Right off the bat, there isn’t much of a narrative to be found in Immortal Redneck, and that isn’t necessarily a bad thing. The title is billed as a ‘rogue-lite’ FPS, and lives up to its namesake entirely, offering 3 distinct pyramids that have rotating procedurally generated levels that change every time upon your death, resetting your progress entirely. Upon your death, any gold that was obtained from enemies can be used to upgrade Redneck’s skill tree, offering many passive benefits, stat increases as well as new skill and weapon sets in the form of ‘favors’ from the gods, of which there are 9 in total. The general gameplay premise for Immortal Redneck is a combination of entering a room, clearing it of enemies and proceeding into the next room in the chain, and while this may sound ridiculously simple, it actually poses a decent amount of replayability; couple it together with some ridiculously fun gunplay and you’ve got a winning formula for a title that only gets better the more time you put into it (Redneck’s foul mouthed mid-combat quotes sweeten the deal even further). Speaking of weapons, the game features a plethora of different armaments, everything from magical ankhs, to AK47s, to potato launchers can be used to dispatch your enemies. Immortal Redneck takes a lot of cues from Doom (2016) in the gunplay department, offering tight and frantic fast-paced combat that is overwhelmingly fun to play yet still a consistent challenge the further up the pyramids that you get. Each floor increases the damage of individual enemies, while increasing the loot gains from the floor prior; each pyramid also has a number of bosses that are by far the games strongest challenge (even if it is heavily annoying dying after making so much progress).

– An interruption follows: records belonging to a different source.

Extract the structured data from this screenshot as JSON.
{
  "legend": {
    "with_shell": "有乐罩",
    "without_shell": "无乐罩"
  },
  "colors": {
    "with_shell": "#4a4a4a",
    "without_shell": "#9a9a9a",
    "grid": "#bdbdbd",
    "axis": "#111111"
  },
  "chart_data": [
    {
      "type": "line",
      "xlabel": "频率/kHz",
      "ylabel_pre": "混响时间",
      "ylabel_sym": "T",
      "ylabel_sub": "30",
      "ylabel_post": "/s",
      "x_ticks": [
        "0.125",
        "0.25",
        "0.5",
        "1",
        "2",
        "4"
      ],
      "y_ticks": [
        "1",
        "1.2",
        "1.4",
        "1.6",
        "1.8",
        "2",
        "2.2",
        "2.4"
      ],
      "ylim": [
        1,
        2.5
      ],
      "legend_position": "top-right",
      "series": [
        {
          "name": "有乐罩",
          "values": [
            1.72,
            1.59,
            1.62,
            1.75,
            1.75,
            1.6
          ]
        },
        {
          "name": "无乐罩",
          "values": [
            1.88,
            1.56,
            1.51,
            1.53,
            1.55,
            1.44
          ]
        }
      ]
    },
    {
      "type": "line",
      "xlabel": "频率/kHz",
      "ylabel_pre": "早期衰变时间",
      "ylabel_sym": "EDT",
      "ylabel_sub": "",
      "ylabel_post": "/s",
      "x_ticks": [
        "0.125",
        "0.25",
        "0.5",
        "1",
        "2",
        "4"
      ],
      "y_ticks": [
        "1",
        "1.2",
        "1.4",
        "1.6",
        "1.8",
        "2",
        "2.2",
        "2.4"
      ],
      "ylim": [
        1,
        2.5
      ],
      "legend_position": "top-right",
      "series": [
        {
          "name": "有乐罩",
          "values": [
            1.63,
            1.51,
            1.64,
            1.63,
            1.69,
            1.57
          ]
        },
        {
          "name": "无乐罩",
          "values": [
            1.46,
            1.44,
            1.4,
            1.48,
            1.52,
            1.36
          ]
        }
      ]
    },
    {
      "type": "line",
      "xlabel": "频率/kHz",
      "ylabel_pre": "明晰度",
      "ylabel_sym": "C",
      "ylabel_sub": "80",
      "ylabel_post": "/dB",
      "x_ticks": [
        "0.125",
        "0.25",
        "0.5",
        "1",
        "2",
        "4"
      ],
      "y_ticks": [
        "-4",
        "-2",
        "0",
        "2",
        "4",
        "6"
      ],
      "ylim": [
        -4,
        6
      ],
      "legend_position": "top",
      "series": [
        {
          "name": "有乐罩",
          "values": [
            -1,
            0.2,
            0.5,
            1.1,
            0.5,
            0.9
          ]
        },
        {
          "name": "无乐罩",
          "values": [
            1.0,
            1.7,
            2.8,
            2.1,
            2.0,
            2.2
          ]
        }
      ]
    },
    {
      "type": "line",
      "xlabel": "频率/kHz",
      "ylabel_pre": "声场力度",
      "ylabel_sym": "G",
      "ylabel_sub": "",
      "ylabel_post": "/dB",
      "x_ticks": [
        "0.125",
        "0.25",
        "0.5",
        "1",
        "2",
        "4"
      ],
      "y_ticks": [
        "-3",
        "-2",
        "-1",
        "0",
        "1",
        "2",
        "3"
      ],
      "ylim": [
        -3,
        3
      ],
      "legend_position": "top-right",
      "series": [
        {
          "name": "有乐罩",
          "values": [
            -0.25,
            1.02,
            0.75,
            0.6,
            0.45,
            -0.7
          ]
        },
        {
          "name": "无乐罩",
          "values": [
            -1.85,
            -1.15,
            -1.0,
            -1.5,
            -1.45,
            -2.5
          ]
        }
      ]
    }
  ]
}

After some time of getting to learn the game’s mechanics is where Immortal Redneck comes to life, as the initial couple of hours offer very little in terms of progression or gameplay development. The aforementioned skill tree is where most of the development lies (which is quite a slow burner to begin with) eventually unlocking the games ‘favors’ of the ancient Egyptian gods, which offer different passive benefits, loadouts and signature abilities depending on your playstyle (they can also be upgraded too). I spent the vast majority of the game playing under Sekhmet (the goddess of healing) which offered dual revolvers, flame spells, a spiritually-charged ankh as well as an ability to turn all lootable items on screen into steak (Rednecks do love their grilled meat) which act as the games healing items. In addition to the games skill tree is the merchant, who offers scrolls that act as gameplay modifiers which can drastically change the pace of the game; one of the most useful scrolls in the game keeps the dungeon layout of your previous crawl intact, giving you a second chance if you were having a particularly good run. While there is a lot of fun to be had in Immortal Redneck, the game does begin to get a bit tedious and repetitive towards the end of its 15 hour ‘campaign’ (longer if you don’t take to the mechanics that well).
“That lion lady can turn shit into steak? I’m in fuckin’ paradise!”
Overall, there’s not much to hate when it comes to Immortal Redneck, as it manages to capture the spirit of the old-school shooter and has genuinely fun gameplay to boot, albeit having an over the top and somewhat insane (or lack thereof) narrative direction. It won’t be a title for everyone, but if you’re looking for a fun arcade-esque shooter with a sense of humour, you could do a lot worse than Immortal Redneck.
A review code was provided by Stride PR.